Crédit photo : Svetla Atanasova

Cartes postales de Chimère, une pièce résolument féminine et féministe (même si ce n’est pas l’enjeu), a été reprise récemment à l’Agora de la danse. La pièce fait partie des créations emblématiques de la chorégraphe Louise Bédard, qui était motivée par la transmission d’une mémoire chorégraphique. Entre apprentissage et appropriation, on a été témoins de ce second souffle.

Les barrières du temps tombent dans cette aventure de rétrospective et de dialogue entre les générations. En 1996, Louise Bédard interprétait pour la première fois ce solo, au Théâtre La Chapelle. Alternant entre évanescence et pesanteur émotionnelle, on assiste, sous une lumière chaude rappelant le papier jauni des vieilles cartes postales, à quelques pas dans un intervalle mémoriel.
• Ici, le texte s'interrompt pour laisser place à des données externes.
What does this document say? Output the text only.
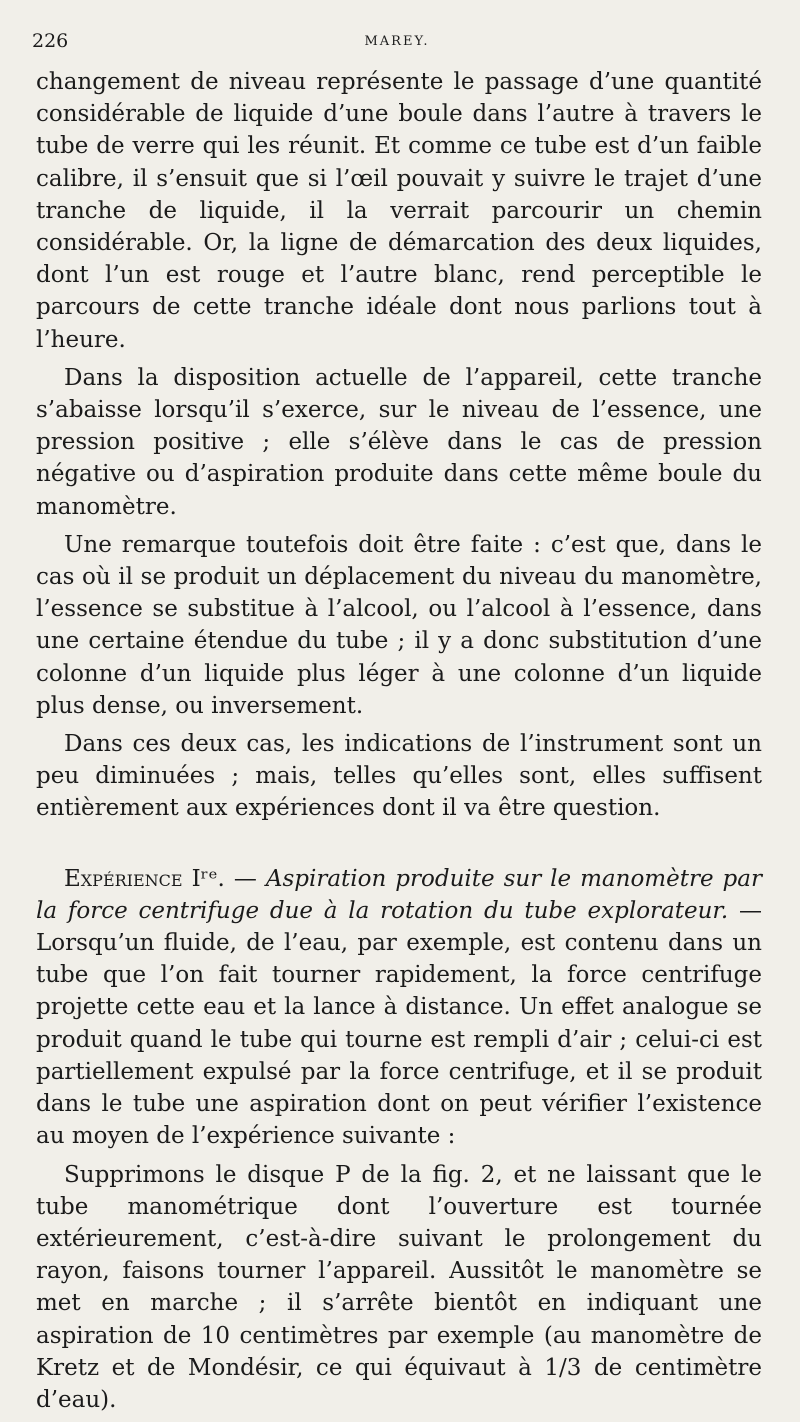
226	MAREY.

changement de niveau représente le passage d’une quantité considérable de liquide d’une boule dans l’autre à travers le tube de verre qui les réunit. Et comme ce tube est d’un faible calibre, il s’ensuit que si l’œil pouvait y suivre le trajet d’une tranche de liquide, il la verrait parcourir un chemin considérable. Or, la ligne de démarcation des deux liquides, dont l’un est rouge et l’autre blanc, rend perceptible le parcours de cette tranche idéale dont nous parlions tout à l’heure.

Dans la disposition actuelle de l’appareil, cette tranche s’abaisse lorsqu’il s’exerce, sur le niveau de l’essence, une pression positive ; elle s’élève dans le cas de pression négative ou d’aspiration produite dans cette même boule du manomètre.

Une remarque toutefois doit être faite : c’est que, dans le cas où il se produit un déplacement du niveau du manomètre, l’essence se substitue à l’alcool, ou l’alcool à l’essence, dans une certaine étendue du tube ; il y a donc substitution d’une colonne d’un liquide plus léger à une colonne d’un liquide plus dense, ou inversement.

Dans ces deux cas, les indications de l’instrument sont un peu diminuées ; mais, telles qu’elles sont, elles suffisent entièrement aux expériences dont il va être question.

Expérience Iʳᵉ. — Aspiration produite sur le manomètre par la force centrifuge due à la rotation du tube explorateur. — Lorsqu’un fluide, de l’eau, par exemple, est contenu dans un tube que l’on fait tourner rapidement, la force centrifuge projette cette eau et la lance à distance. Un effet analogue se produit quand le tube qui tourne est rempli d’air ; celui-ci est partiellement expulsé par la force centrifuge, et il se produit dans le tube une aspiration dont on peut vérifier l’existence au moyen de l’expérience suivante :

Supprimons le disque P de la fig. 2, et ne laissant que le tube manométrique dont l’ouverture est tournée extérieurement, c’est-à-dire suivant le prolongement du rayon, faisons tourner l’appareil. Aussitôt le manomètre se met en marche ; il s’arrête bientôt en indiquant une aspiration de 10 centimètres par exemple (au manomètre de Kretz et de Mondésir, ce qui équivaut à 1/3 de centimètre d’eau).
Accompagnée des notes de Brahms et de Kronos Quartet, Isabelle Poirier, l’une des deux interprètes, voyage sous nos yeux. Portant une mémoire, elle devient autre : femmes multiples, langage dédoublé. Dans ses mouvements amples, elle traverse « des chimères » et nous présente des imaginaires dans une gestuelle maîtrisée. Les récits se superposent. Et la métamorphose devient un fil narratif. Qui est-elle, cette femme sous nos yeux? se demande t-on. Qui sont-elles? Elle vient chercher quelque chose de très profond dans celui qui la regarde.

Le lyrisme est collé à l’effet de multiplicité d’histoires. Pour décor, l’immensité d’une scène dénudée et un toit de visages. Encadrés, ces portraits d’inconnus forment une voûte, spectateurs comme nous. Gardiens, sans doute. Ces absents accompagnent l’interprète dans son périple, sa solitude. À un certain point, Isabelle Poirier ajoute son cadre aux 173 autres, comme si elle rejoignait une lignée.

Elles sont deux à avoir suivi les pas de Louise Bédard : Isabelle Poirier et Lucie Vigneault. D’un corps à l’autre, chacune insuffle  dans une création vieille d’une vingtaine d’année, sa personnalité, son vécu artistique et son influence. L’apprentissage ne se fait pas que dans un sens. La chorégraphe redécouvre son héritage dans une nouvelle écriture, une nouvelle fragilité. Louise Bédard a attendu le moment opportun avant de se lancer dans ce processus et cette rencontre s’est révélée touchante. Isabelle Poirier a parlé d’entraide et je reviens sur la touche féministe que j’y ai aperçue : l’évocation du corps dans une force tranquille et il y avait une sorte de fierté dans ces passages où ces femmes se dévoilaient.

La transmission est complète car Cartes postales de Chimère fait l’objet d’une « boîte chorégraphique » à la fondation Jean-Pierre Perrault. Héritage à la communauté, ces boîtes gardent d’une création tous ses éléments constitutifs en vue de reprise. Cette conservation participe à l’agrandissement d’un patrimoine chorégraphique qui permet de laisser une trace, de constamment apprendre les uns des autres.

Rose Carine H.

Cartes postales de Chimère a été présenté à l’Agora de la danse dans le cadre de Montréal en lumière du 25 au 28 février derniers.